Dogs that display symptoms including lethargy, diarrhea, and loss of appetite may be showing signs of something more serious that should be followed up with a vet.
However, there are other illnesses that may be able to be passed on from human to dogs, including the following:
Methicillin-Resistant Staphylococcus Aureus (MRSA) – This bacteria is one that cannot be treated with topical antibiotics because it has developed a resistance to it. This condition is more commonly seen in hospital environments where patients’ immune systems are already compromised, though other healthy people not in a hospital setting can still get it.
Giardia – Also known as “giardiasis,” giardia is a common waterborne infection that is contracted by coming into contact with contaminated water or through feces. It’s more prevalent in southern locations where the weather is hotter, as the bacteria have a more favorable environment to thrive in.
Dogs who contact giardia may display symptoms including weight loss, lack of appetite, and diarrhea. Humans can get giardia from an infected dog, and the condition can also be passed from human to animal.
Ringworm – This skin infection can affect both humans and animals. It’s caused by the presence of a fungus, and not a parasite as many might believe.

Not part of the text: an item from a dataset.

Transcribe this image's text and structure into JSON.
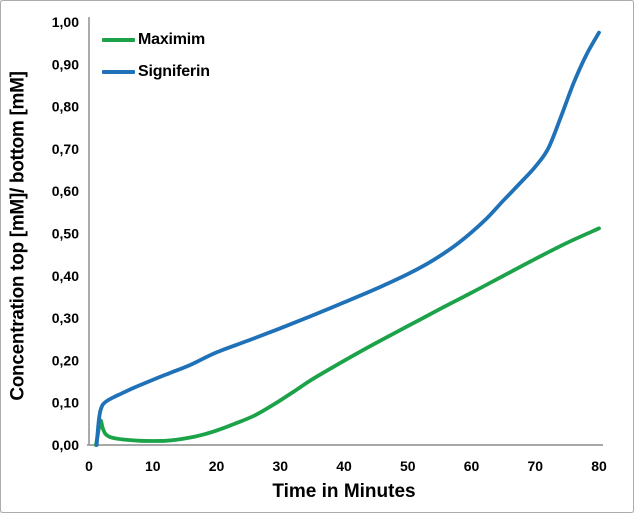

Ringworm presents itself as an itchy rash in humans, and round patches of hair loss in dogs. It can be transmitted through contact between humans and dogs or even though objects that are contaminated.
Salmonella – You may have heard of salmonella poisoning from contaminated food products, but the bacteria can also be passed onto humans through an infected pet, and vice versa. Salmonella can cause symptoms that include nausea, diarrhea, vomiting, fever, headaches, and stomach cramps.
That said, dogs are not as likely to get salmonella compared to humans, so the odds of your dog getting salmonella from you are pretty low.
Even though you may not necessarily be able to transfer your cold onto your dog, she can still certainly get symptoms that resemble a common cold in humans. But there are plenty of causes of these symptoms, which you should keep your eye on in case of something serious that needs to be addressed by your vet.